Segfault for ictnunk=1 when case is converged
holm10 opened this issue · 7 comments
Describe the bug
When a case is converged (fnrm < ftol) and icntnunk is set to 1, the following exmain call causes a segfault
To Reproduce
- Navigate to a case that is converged
- Ensure the case is well converged by executing exmain until fnrm<ftol
- Set bbb.ictnunk=1
- Call exmain
- Segfault occurs
For the Slab_geometry test case in the pytests, the following commands will reproduce the bug:
from rd_slabH_in_w_h5 import *;bbb.exmain();bbb.exmain();bbb.icntnunk=1;bbb.exmain()
Expected behavior
Execute exmain, print initial fnrm, set iterm=1, return to prompt
Additional context
Has been encountered by several users at various points of using the code, most commonly associated with time-dependent runs where ictnunk is actively switched on and off. Bug does not appear to occur for basis versions.
Bug traced to odesetup.m conditional:
Line 6555 in cc15c0d
Segfault occurs due to xerrab call at:
Line 6556 in cc15c0d
Using this information, the expected behavior can be achieved by executing the following commands in the Slab_geometry test directory:
bbb.exmain();bbb.exmain();bbb.icntnunk=1;bbb.ijactot=2;bbb.exmain()

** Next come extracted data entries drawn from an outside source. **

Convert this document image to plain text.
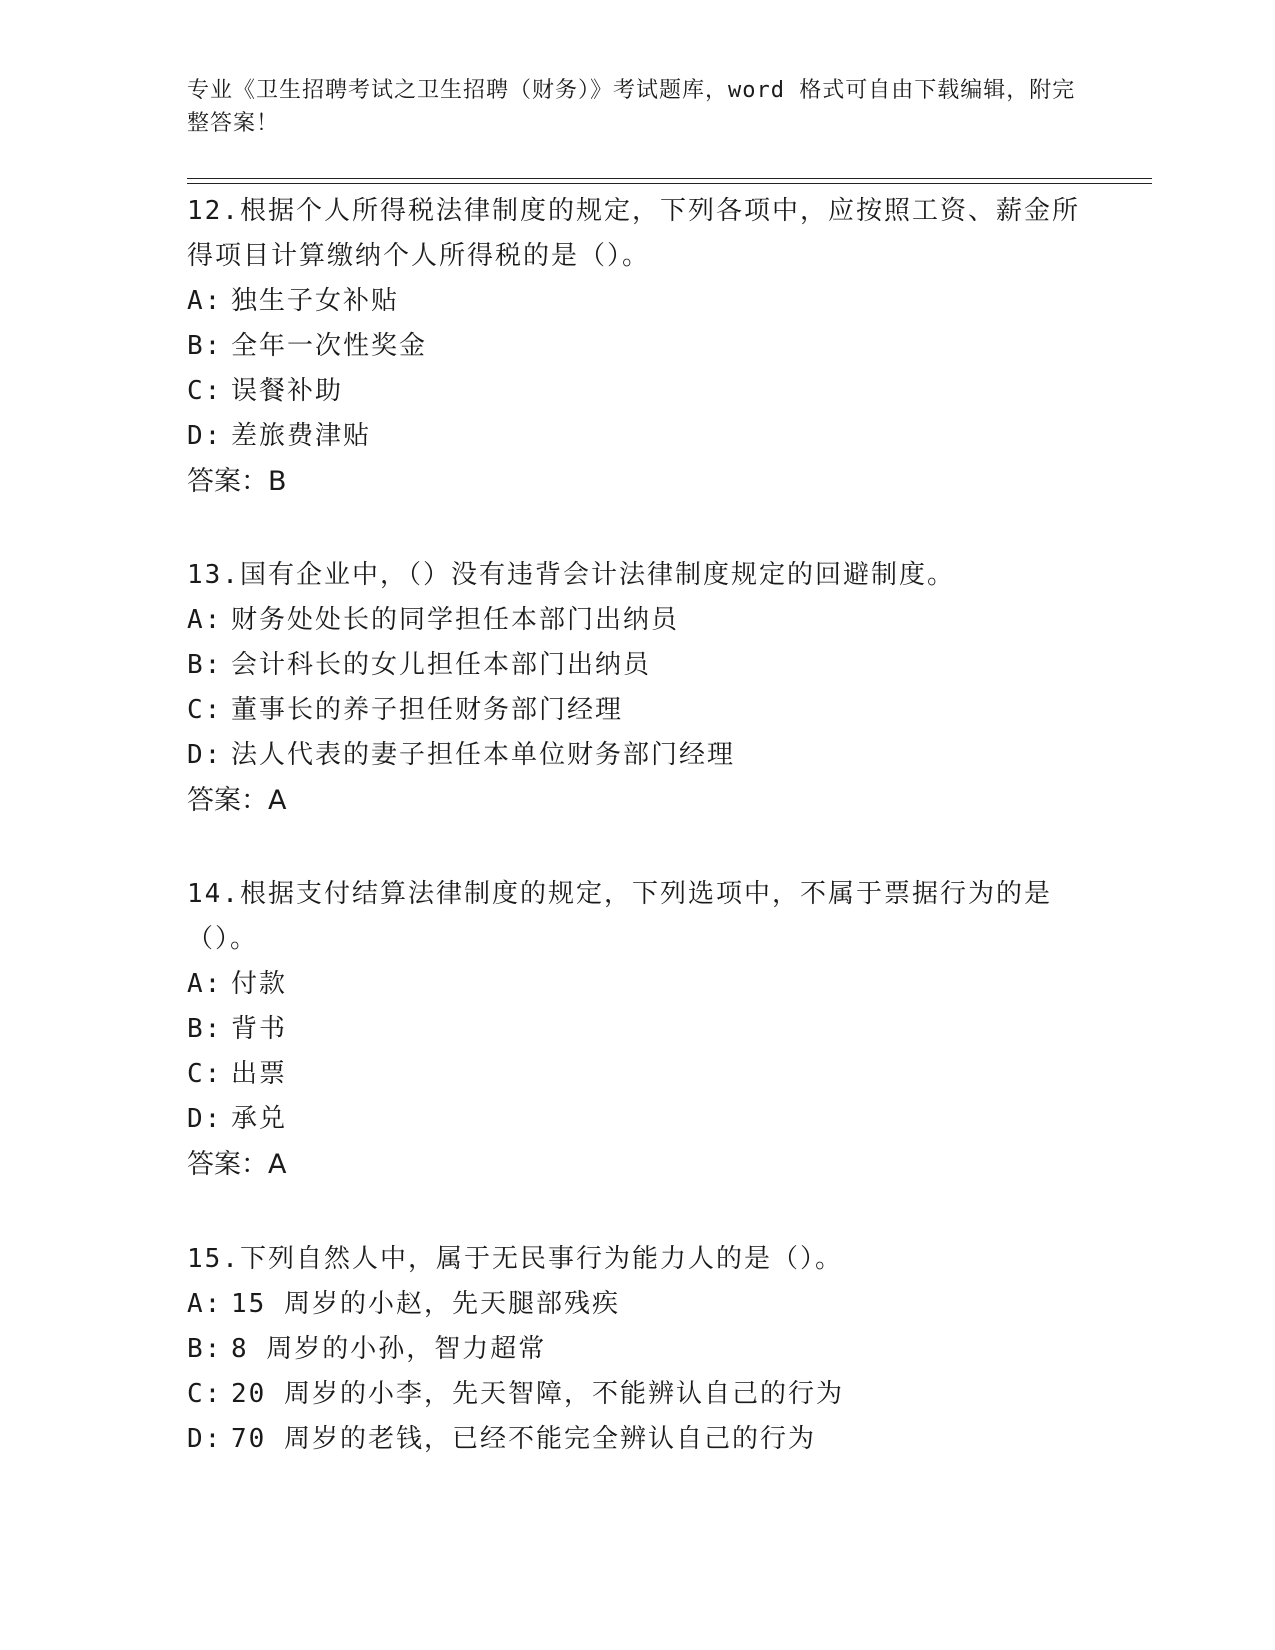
专业《卫生招聘考试之卫生招聘（财务）》考试题库，word 格式可自由下载编辑，附完整答案！

12.根据个人所得税法律制度的规定，下列各项中，应按照工资、薪金所得项目计算缴纳个人所得税的是（）。

A: 独生子女补贴
B: 全年一次性奖金
C: 误餐补助
D: 差旅费津贴

答案：B

13.国有企业中，（）没有违背会计法律制度规定的回避制度。

A: 财务处处长的同学担任本部门出纳员
B: 会计科长的女儿担任本部门出纳员
C: 董事长的养子担任财务部门经理
D: 法人代表的妻子担任本单位财务部门经理

答案：A

14.根据支付结算法律制度的规定，下列选项中，不属于票据行为的是（）。

A: 付款
B: 背书
C: 出票
D: 承兑

答案：A

15.下列自然人中，属于无民事行为能力人的是（）。

A: 15 周岁的小赵，先天腿部残疾
B: 8 周岁的小孙，智力超常
C: 20 周岁的小李，先天智障，不能辨认自己的行为
D: 70 周岁的老钱，已经不能完全辨认自己的行为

It appears the issue is with ijactot. Presumably, this flag exists to ensure there exists an Jacobian before trying to continue the code execution under the assumption that there is one using icntunk=1. However, it is not clear to me why ijactot=1 is insufficient for the routine to proceed.

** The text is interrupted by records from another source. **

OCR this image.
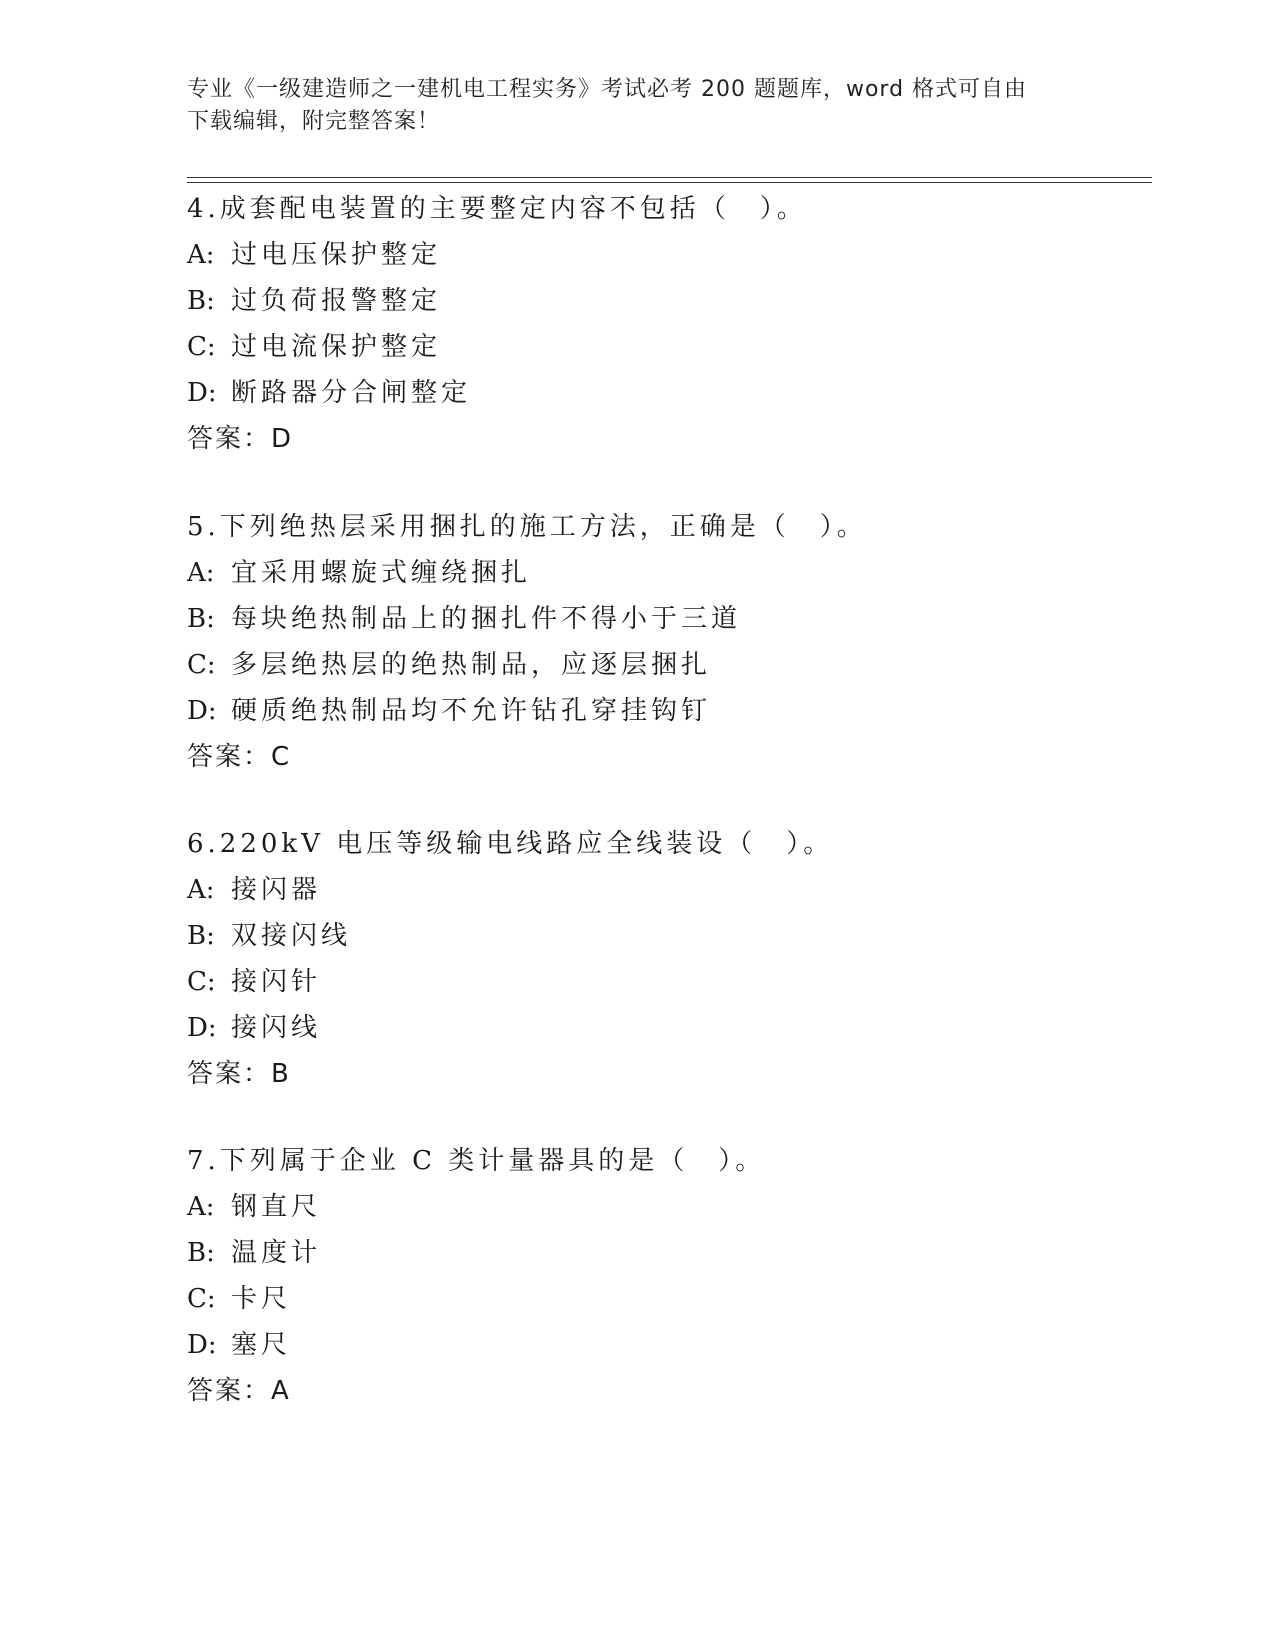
专业《一级建造师之一建机电工程实务》考试必考 200 题题库，word 格式可自由
下载编辑，附完整答案！
4.成套配电装置的主要整定内容不包括（　）。
A: 过电压保护整定
B: 过负荷报警整定
C: 过电流保护整定
D: 断路器分合闸整定
答案：D
5.下列绝热层采用捆扎的施工方法，正确是（　）。
A: 宜采用螺旋式缠绕捆扎
B: 每块绝热制品上的捆扎件不得小于三道
C: 多层绝热层的绝热制品，应逐层捆扎
D: 硬质绝热制品均不允许钻孔穿挂钩钉
答案：C
6.220kV 电压等级输电线路应全线装设（　）。
A: 接闪器
B: 双接闪线
C: 接闪针
D: 接闪线
答案：B
7.下列属于企业 C 类计量器具的是（　）。
A: 钢直尺
B: 温度计
C: 卡尺
D: 塞尺
答案：A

On a general note, xerrab calls in the Python version seems to induce Segfaults rather than the expected behavior of printing the error message and returning to prompt. This should probably be fixed.
The following line(s) appears to explicitly prohibit ijactot from exeeding 1:
Line 6559 in cc15c0d
However, after the first exmain call, ijactot=2. It appears ijactot is only advaced in calc_jac:
Line 8427 in cc15c0d
During the first exmain-call there are 2 Jacobian updates, explaining why ijactot=2. This means exmain can be executed with icntnunk=1 only after calls when more than one Jacobian update was necessary to obtain convergence.

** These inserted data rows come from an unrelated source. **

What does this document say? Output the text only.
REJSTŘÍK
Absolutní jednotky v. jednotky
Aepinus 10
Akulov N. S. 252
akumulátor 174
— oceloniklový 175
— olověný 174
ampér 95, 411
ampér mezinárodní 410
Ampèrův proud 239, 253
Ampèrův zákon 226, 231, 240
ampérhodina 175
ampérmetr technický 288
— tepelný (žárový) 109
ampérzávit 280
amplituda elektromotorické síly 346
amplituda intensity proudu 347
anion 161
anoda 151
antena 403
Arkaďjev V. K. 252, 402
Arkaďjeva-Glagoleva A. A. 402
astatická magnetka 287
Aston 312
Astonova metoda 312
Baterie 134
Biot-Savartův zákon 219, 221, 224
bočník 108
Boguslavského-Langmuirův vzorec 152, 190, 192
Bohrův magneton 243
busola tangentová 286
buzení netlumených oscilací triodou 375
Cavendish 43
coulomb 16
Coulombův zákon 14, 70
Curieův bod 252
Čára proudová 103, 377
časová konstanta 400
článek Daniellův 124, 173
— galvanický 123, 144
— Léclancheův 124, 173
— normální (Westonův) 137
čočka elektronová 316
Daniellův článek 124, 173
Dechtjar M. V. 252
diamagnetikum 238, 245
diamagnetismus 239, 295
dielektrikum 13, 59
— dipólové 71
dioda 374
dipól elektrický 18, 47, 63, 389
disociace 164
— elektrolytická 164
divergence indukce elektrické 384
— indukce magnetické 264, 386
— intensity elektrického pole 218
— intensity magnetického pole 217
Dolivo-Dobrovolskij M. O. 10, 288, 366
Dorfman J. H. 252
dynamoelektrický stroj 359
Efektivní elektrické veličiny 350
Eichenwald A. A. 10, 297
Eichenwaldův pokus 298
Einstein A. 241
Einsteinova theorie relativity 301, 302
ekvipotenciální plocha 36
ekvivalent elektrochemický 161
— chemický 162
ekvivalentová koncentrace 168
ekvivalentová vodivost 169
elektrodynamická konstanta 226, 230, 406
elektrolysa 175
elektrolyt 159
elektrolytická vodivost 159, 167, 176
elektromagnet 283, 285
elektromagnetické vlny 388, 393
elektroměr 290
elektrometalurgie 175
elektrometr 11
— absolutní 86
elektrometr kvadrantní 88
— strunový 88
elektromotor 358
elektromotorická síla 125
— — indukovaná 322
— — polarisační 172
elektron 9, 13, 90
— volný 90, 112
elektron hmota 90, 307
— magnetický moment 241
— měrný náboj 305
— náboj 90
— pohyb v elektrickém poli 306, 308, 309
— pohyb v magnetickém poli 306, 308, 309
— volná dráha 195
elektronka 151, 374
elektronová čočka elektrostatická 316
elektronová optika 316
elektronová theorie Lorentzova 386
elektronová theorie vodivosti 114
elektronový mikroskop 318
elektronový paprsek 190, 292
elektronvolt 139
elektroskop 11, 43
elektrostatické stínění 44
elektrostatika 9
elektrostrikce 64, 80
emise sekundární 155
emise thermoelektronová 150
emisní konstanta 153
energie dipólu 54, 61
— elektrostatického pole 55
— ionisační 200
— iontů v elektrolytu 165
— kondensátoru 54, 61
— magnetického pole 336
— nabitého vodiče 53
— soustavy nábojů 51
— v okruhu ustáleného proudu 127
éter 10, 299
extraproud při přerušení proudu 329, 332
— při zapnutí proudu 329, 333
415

The suggested solution is to change the conditional on icntnunk=1 to ijactot<1. I don't see why more than one Jacobian evaluation is necessary for exmain calls with icntnunk=1.
One issue is if the Jacobian calculation is aborted mid-execution: in this case, isjactot=1 but the preconditioner is only partially evaluated, leading to errors if doing an exmain call with ictnunk=1 immediately after aborting, if the conditional is relaxed to ijactot<1. This is due to ijactot += 1 occurring at the beginning of subroutine jac_calc, rather than upon successful completion:
Line 8427 in cc15c0d
Moving the above line to aroundabouts here would solve this issue:
Line 8575 in cc15c0d
However, failing the conditional and causing a xerrab will still segfault, which is a different issue that needs to be resolved
Suggested fix implemented and tested. Closing as resolved.